Собаки жили на свободе, охотились, изредка приносили нам зайца, а раз как-то Веста принесла нам куропатку, которую мы вычистили и с удовольствием съели. Охотились они и на скунсов. Помню, как однажды я проснулась от страшной вони. Когда я вышла из своей избушки, то увидела, что у порога сидит Веста. Она облизывалась и с победоносным видом смотрела на меня. Перед самым моим домиком, на лугу, лежали в ряд загрызенные, мертвые скунс и трое деток. Пришлось скунсов закапывать, а собак мыть...

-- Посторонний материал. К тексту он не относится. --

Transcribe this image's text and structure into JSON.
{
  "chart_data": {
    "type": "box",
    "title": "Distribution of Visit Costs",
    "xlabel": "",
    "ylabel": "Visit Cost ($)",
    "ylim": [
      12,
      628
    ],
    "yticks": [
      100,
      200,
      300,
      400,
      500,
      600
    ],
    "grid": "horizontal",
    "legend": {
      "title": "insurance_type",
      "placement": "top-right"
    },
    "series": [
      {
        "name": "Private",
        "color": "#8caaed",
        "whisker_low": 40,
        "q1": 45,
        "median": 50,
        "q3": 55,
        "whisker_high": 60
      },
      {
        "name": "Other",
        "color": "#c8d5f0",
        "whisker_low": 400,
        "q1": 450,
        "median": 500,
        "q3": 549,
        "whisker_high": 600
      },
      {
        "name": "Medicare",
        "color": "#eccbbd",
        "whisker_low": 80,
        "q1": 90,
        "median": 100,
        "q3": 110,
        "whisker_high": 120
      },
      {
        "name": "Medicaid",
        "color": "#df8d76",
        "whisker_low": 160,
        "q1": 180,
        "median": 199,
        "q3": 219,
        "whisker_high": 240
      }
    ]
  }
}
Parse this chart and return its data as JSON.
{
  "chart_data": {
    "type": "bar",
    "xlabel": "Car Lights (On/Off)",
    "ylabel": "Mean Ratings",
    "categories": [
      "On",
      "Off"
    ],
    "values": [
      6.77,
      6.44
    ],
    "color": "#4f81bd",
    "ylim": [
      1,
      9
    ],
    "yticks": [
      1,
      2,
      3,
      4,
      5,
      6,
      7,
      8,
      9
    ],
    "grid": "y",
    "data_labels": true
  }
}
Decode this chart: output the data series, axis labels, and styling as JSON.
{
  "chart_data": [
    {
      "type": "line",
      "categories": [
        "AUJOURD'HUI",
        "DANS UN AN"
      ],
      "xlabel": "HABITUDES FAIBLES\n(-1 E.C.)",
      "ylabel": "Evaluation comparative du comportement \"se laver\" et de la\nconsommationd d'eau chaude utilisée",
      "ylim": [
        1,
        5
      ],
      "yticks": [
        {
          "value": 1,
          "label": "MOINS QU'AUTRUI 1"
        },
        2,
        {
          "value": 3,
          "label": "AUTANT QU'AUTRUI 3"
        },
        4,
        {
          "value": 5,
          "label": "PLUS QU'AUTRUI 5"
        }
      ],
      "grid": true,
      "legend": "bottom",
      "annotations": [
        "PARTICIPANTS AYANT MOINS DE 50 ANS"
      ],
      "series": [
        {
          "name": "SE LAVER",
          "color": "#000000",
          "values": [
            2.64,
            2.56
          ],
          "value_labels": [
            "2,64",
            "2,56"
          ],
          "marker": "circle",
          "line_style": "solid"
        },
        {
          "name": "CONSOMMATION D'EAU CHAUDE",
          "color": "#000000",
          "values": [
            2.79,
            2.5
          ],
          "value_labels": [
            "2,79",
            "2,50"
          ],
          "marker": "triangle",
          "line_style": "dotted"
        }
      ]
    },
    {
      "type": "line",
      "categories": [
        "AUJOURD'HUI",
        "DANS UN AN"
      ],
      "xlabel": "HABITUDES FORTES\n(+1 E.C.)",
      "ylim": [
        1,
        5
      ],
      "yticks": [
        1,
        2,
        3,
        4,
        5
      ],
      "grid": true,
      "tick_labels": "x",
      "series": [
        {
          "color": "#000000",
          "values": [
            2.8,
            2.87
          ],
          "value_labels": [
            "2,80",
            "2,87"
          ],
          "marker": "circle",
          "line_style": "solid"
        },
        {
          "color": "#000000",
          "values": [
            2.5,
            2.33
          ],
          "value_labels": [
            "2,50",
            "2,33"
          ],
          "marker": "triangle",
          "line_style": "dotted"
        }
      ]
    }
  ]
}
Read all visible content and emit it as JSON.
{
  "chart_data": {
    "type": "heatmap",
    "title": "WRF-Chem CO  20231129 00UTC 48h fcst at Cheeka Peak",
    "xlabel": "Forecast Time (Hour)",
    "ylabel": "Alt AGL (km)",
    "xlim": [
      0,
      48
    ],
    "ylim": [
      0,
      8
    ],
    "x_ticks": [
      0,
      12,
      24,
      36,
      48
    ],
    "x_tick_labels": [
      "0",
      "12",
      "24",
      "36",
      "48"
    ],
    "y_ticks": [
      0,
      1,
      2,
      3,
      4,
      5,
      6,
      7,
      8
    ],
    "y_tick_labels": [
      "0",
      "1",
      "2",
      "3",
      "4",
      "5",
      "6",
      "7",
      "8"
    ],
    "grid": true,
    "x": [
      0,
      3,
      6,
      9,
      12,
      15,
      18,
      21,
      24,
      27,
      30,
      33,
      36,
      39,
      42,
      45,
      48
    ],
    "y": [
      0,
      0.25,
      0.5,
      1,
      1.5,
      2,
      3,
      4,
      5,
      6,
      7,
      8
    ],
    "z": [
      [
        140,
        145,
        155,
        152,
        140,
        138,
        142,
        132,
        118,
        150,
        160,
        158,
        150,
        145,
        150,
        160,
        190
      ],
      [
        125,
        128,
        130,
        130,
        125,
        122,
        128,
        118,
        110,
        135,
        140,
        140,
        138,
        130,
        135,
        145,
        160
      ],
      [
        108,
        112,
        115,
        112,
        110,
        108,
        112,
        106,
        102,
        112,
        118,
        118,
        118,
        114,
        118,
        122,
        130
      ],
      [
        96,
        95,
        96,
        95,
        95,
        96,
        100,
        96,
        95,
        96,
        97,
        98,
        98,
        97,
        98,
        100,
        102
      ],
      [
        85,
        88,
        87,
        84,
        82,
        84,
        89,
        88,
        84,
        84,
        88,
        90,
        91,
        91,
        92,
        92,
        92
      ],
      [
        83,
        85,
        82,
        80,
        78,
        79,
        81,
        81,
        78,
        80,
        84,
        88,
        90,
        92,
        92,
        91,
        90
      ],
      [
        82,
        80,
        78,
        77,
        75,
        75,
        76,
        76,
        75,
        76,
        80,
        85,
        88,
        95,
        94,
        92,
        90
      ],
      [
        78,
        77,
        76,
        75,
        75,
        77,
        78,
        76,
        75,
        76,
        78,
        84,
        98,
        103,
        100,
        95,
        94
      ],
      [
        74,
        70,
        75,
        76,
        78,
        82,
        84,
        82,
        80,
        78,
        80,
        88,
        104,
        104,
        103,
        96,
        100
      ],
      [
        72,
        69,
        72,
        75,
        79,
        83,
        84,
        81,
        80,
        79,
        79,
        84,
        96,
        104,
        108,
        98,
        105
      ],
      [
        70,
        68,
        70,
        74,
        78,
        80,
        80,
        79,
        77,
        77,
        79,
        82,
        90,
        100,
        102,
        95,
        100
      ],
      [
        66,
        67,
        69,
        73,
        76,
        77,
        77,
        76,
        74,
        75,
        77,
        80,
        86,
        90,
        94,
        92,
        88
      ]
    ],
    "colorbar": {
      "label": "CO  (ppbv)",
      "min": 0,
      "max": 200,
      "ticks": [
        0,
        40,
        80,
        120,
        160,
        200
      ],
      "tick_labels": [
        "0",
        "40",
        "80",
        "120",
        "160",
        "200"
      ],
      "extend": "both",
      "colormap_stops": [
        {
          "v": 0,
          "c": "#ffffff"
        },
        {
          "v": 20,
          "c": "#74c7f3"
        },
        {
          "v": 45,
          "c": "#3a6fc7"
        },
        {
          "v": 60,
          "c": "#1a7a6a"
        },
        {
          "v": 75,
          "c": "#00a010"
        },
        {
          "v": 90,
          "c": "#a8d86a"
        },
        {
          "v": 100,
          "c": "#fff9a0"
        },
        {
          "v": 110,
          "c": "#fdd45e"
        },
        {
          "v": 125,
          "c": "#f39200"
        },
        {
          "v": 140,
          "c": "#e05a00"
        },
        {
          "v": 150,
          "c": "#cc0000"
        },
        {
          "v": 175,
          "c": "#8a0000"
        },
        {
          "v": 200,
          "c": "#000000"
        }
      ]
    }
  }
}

Очень хорошие у нас были коровы. Одна - чистокровная джерси, мне подарил ее приехавший из Италии муж моей племянницы, дочери сестры Татьяны, Альбертини. Вторая корова родилась у нас. Джерси, как полагается породистой леди, была тихая, скромная, похожая на ту, которая была у нас в Пенсильвании, с грустными, выпуклыми, большими глазами и курносая. Молодая была озорная и умная, она несколько раз портила нам огород. Чтобы проникнуть за проволоку, которой была загорожена кукуруза, она падала всем своим грузом на забор и приминала его к земле. Затем вставала, переступала через повалившийся забор и спокойно паслась на кукурузе. А джерси стояла как вкопанная и смотрела на озорницу томными глазами, не смея перешагнуть через забор. Но этого было мало. Молодая корова повадилась залезать в курятники. Рогом она поддевала крючок на калитке, входила в курятник, съедала весь куриный корм, опрокидывала кормушки и, вдоволь наевшись, рогом же отворачивала кран, пила воду и принимала холодный душ. Пришлось переменить все запоры, укрепить заборы.
Иногда наши интеллигентные посетители пугались наших громадных собак и коров. "Собаки не кусаются, - говорили мы. - Не бойтесь. А коровы не бодаются. Нет". Коровы были очень общительные и как только видели людей, так, к ужасу наших городских друзей, шли к ним.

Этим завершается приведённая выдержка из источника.